Insurance market softens
Clients welcomed the news that the increasingly favourable business insurance market conditions enjoyed during the first half of 2025 had continued – and, in some cases, accelerated – in H2. Pricing and terms for key commercial insurance lines continued to improve, with the expectation the current conditions will prevail, at least in the short-term.
Rates across property and financial lines continued to soften, and liability lines began to follow suit, bringing further reprieve for clients who had endured several years of significant premium rises and challenging conditions.
Insurers continued to pursue growth within their portfolios, while new entrants to the market further boosted competition. As a result, there was greater capacity for clients with quality risks and better pricing for hard-to-place risks. Improved capacity also enabled stable pricing across most insurance classes.
The mid-year reinsurance renewal period saw stable catastrophe pricing and broader capacity. Market conditions shifted in favour of buyers amidst increasing competition and surplus capacity. This flowed through to the commercial insurance market, keeping pricing and structures steady, though some differentiation occurred based on individual risk profiles and loss histories. Consequently, the majority of placements, particularly non-complex and mid-market risks, continued to see a softening of terms and conditions, added capacity, more flexibility, and an overall reduction in premium pricing.

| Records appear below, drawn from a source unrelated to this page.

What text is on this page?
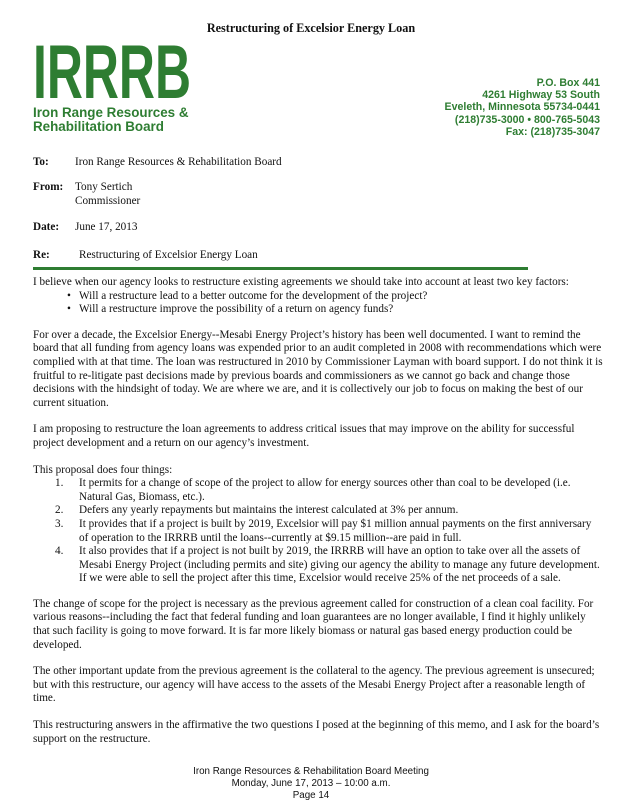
Restructuring of Excelsior Energy Loan
IRRRB
Iron Range Resources &
Rehabilitation Board
P.O. Box 441
4261 Highway 53 South
Eveleth, Minnesota 55734-0441
(218)735-3000 • 800-765-5043
Fax: (218)735-3047
To: Iron Range Resources & Rehabilitation Board
From: Tony Sertich
Commissioner
Date: June 17, 2013
Re:	Restructuring of Excelsior Energy Loan
I believe when our agency looks to restructure existing agreements we should take into account at least two key factors:
• Will a restructure lead to a better outcome for the development of the project?
• Will a restructure improve the possibility of a return on agency funds?

For over a decade, the Excelsior Energy--Mesabi Energy Project’s history has been well documented. I want to remind the board that all funding from agency loans was expended prior to an audit completed in 2008 with recommendations which were complied with at that time. The loan was restructured in 2010 by Commissioner Layman with board support. I do not think it is fruitful to re-litigate past decisions made by previous boards and commissioners as we cannot go back and change those decisions with the hindsight of today. We are where we are, and it is collectively our job to focus on making the best of our current situation.

I am proposing to restructure the loan agreements to address critical issues that may improve on the ability for successful project development and a return on our agency’s investment.

This proposal does four things:
1. It permits for a change of scope of the project to allow for energy sources other than coal to be developed (i.e. Natural Gas, Biomass, etc.).
2. Defers any yearly repayments but maintains the interest calculated at 3% per annum.
3. It provides that if a project is built by 2019, Excelsior will pay $1 million annual payments on the first anniversary of operation to the IRRRB until the loans--currently at $9.15 million--are paid in full.
4. It also provides that if a project is not built by 2019, the IRRRB will have an option to take over all the assets of Mesabi Energy Project (including permits and site) giving our agency the ability to manage any future development. If we were able to sell the project after this time, Excelsior would receive 25% of the net proceeds of a sale.

The change of scope for the project is necessary as the previous agreement called for construction of a clean coal facility. For various reasons--including the fact that federal funding and loan guarantees are no longer available, I find it highly unlikely that such facility is going to move forward. It is far more likely biomass or natural gas based energy production could be developed.

The other important update from the previous agreement is the collateral to the agency. The previous agreement is unsecured; but with this restructure, our agency will have access to the assets of the Mesabi Energy Project after a reasonable length of time.

This restructuring answers in the affirmative the two questions I posed at the beginning of this memo, and I ask for the board’s support on the restructure.

Iron Range Resources & Rehabilitation Board Meeting
Monday, June 17, 2013 – 10:00 a.m.
Page 14
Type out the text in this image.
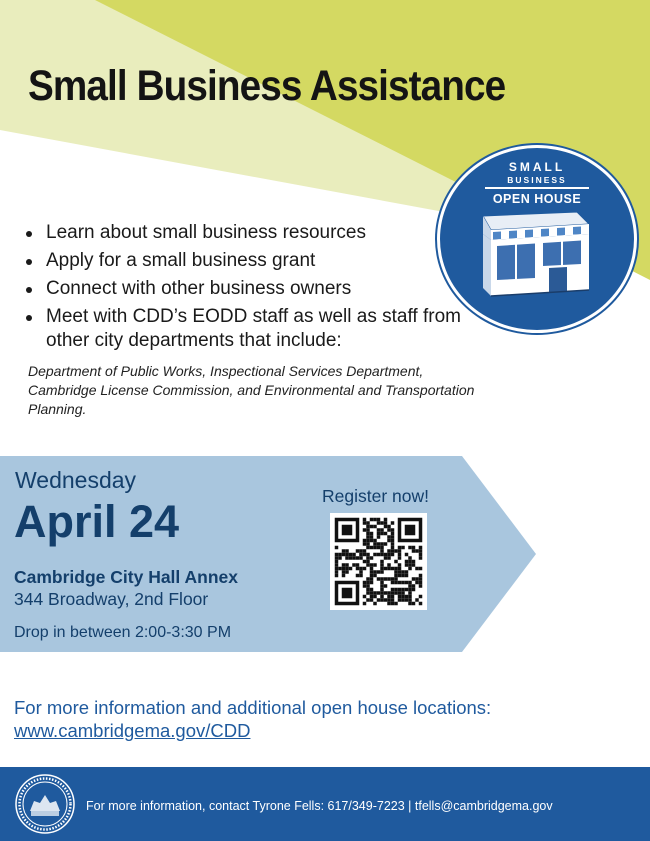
Small Business Assistance
SMALL
BUSINESS
OPEN HOUSE
Learn about small business resources
Apply for a small business grant
Connect with other business owners
Meet with CDD’s EODD staff as well as staff from other city departments that include:

Department of Public Works, Inspectional Services Department, Cambridge License Commission, and Environmental and Transportation Planning.

Wednesday
April 24
Cambridge City Hall Annex
344 Broadway, 2nd Floor
Drop in between 2:00-3:30 PM
Register now!
For more information and additional open house locations:
www.cambridgema.gov/CDD
For more information, contact Tyrone Fells: 617/349-7223 | tfells@cambridgema.gov
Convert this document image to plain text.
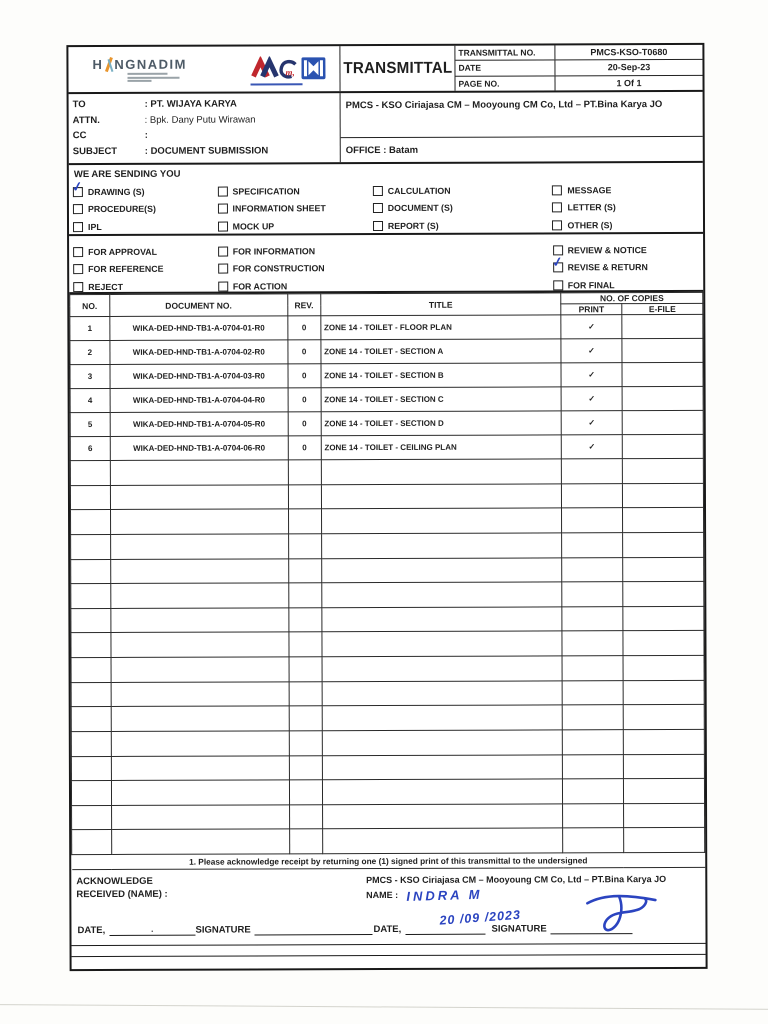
H NGNADIM	m,	TRANSMITTAL
TRANSMITTAL NO.	PMCS-KSO-T0680
DATE	20-Sep-23
PAGE NO.	1 Of 1
TO	: PT. WIJAYA KARYA
ATTN.	: Bpk. Dany Putu Wirawan
CC	:
SUBJECT	: DOCUMENT SUBMISSION
PMCS - KSO Ciriajasa CM – Mooyoung CM Co, Ltd – PT.Bina Karya JO
OFFICE : Batam
WE ARE SENDING YOU
✓ DRAWING (S)
PROCEDURE(S)
IPL
SPECIFICATION
INFORMATION SHEET
MOCK UP
CALCULATION
DOCUMENT (S)
REPORT (S)
MESSAGE
LETTER (S)
OTHER (S)
FOR APPROVAL
FOR REFERENCE
REJECT
FOR INFORMATION
FOR CONSTRUCTION
FOR ACTION
REVIEW & NOTICE
✓ REVISE & RETURN
FOR FINAL
NO.	DOCUMENT NO.	REV.	TITLE	NO. OF COPIES	
				PRINT	E-FILE
1	WIKA-DED-HND-TB1-A-0704-01-R0	0	ZONE 14 - TOILET - FLOOR PLAN	✓	
2	WIKA-DED-HND-TB1-A-0704-02-R0	0	ZONE 14 - TOILET - SECTION A	✓	
3	WIKA-DED-HND-TB1-A-0704-03-R0	0	ZONE 14 - TOILET - SECTION B	✓	
4	WIKA-DED-HND-TB1-A-0704-04-R0	0	ZONE 14 - TOILET - SECTION C	✓	
5	WIKA-DED-HND-TB1-A-0704-05-R0	0	ZONE 14 - TOILET - SECTION D	✓	
6	WIKA-DED-HND-TB1-A-0704-06-R0	0	ZONE 14 - TOILET - CEILING PLAN	✓	

1. Please acknowledge receipt by returning one (1) signed print of this transmittal to the undersigned					
ACKNOWLEDGE
RECEIVED (NAME) :
PMCS - KSO Ciriajasa CM – Mooyoung CM Co, Ltd – PT.Bina Karya JO
NAME : INDRA M
DATE,	.	SIGNATURE	DATE,
20 /09 /2023
SIGNATURE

The increasingly competitive market enabled many clients to negotiate better terms, enhance coverage, and explore alternative risk financing strategies including self-insurance and captives. Continued interest in parametric insurance solutions was also evident as clients looked to build insurance programs to suit their risk, including how their program was structured.

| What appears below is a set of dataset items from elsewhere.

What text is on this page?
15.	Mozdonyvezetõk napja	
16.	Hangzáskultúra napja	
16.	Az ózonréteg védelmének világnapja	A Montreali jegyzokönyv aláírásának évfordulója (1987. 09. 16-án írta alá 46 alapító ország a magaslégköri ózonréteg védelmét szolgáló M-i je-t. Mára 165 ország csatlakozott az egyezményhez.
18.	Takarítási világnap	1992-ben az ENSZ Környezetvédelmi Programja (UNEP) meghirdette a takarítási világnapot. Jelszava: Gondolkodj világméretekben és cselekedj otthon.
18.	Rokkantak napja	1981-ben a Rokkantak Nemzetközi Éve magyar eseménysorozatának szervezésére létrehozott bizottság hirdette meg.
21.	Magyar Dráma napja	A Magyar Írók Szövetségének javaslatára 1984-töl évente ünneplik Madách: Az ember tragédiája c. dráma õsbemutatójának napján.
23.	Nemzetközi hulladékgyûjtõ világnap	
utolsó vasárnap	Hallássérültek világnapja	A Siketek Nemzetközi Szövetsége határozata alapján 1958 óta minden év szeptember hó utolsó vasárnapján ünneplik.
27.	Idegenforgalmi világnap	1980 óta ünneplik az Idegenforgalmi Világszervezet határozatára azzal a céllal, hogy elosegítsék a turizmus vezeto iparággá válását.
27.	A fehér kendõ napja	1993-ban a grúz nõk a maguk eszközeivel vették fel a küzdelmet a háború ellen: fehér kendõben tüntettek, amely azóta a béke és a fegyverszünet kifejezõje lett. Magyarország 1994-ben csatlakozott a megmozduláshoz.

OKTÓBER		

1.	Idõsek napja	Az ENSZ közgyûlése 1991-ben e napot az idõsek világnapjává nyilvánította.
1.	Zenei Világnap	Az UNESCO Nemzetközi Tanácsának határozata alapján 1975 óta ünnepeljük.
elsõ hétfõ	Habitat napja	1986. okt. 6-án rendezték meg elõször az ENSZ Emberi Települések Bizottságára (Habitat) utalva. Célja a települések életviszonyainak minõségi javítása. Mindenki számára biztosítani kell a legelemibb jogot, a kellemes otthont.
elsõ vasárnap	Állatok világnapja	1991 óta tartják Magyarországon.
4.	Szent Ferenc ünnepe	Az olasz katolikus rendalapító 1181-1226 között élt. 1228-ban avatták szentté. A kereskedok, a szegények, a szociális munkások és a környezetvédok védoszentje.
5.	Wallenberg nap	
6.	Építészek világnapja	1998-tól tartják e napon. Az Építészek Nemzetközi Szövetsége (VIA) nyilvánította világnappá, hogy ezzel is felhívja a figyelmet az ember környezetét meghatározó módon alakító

Despite the emergence of competitive pricing and improved terms, the softening market conditions were set against a background of volatile micro- and macro-economic conditions and wider global pressures including:
- geopolitical instability (including trade tensions and reciprocal tariffs)
- inflation (core and social)
- interest rate movements
- capital market volatility
- economic growth (set to weaken to an average annual rate of 2.9%, globally)
- supply chain disruptions
- infrastructure vulnerabilities
- labour shortages, including specialist skills in some areas
- extreme weather events (global NatCat insured losses in H1 2025 exceeded US$80 billion)
- cost of reinsurance
- challenging claims environment
- increasing frequency and severity of cyberattacks
- emerging risks from the rapid adoption of artificial intelligence (AI)
- ESG concerns
- tightening regulatory landscape, and
- global conflicts (including the Russia–Ukraine war, unrest in the Middle East, and Israel–Hamas war).
Although economic and geopolitical volatility are expected to continue to influence the insurance market, and notwithstanding any major upset, there is cause for measured confidence that the overall commercial insurance market will remain soft and conditions favourable for many clients.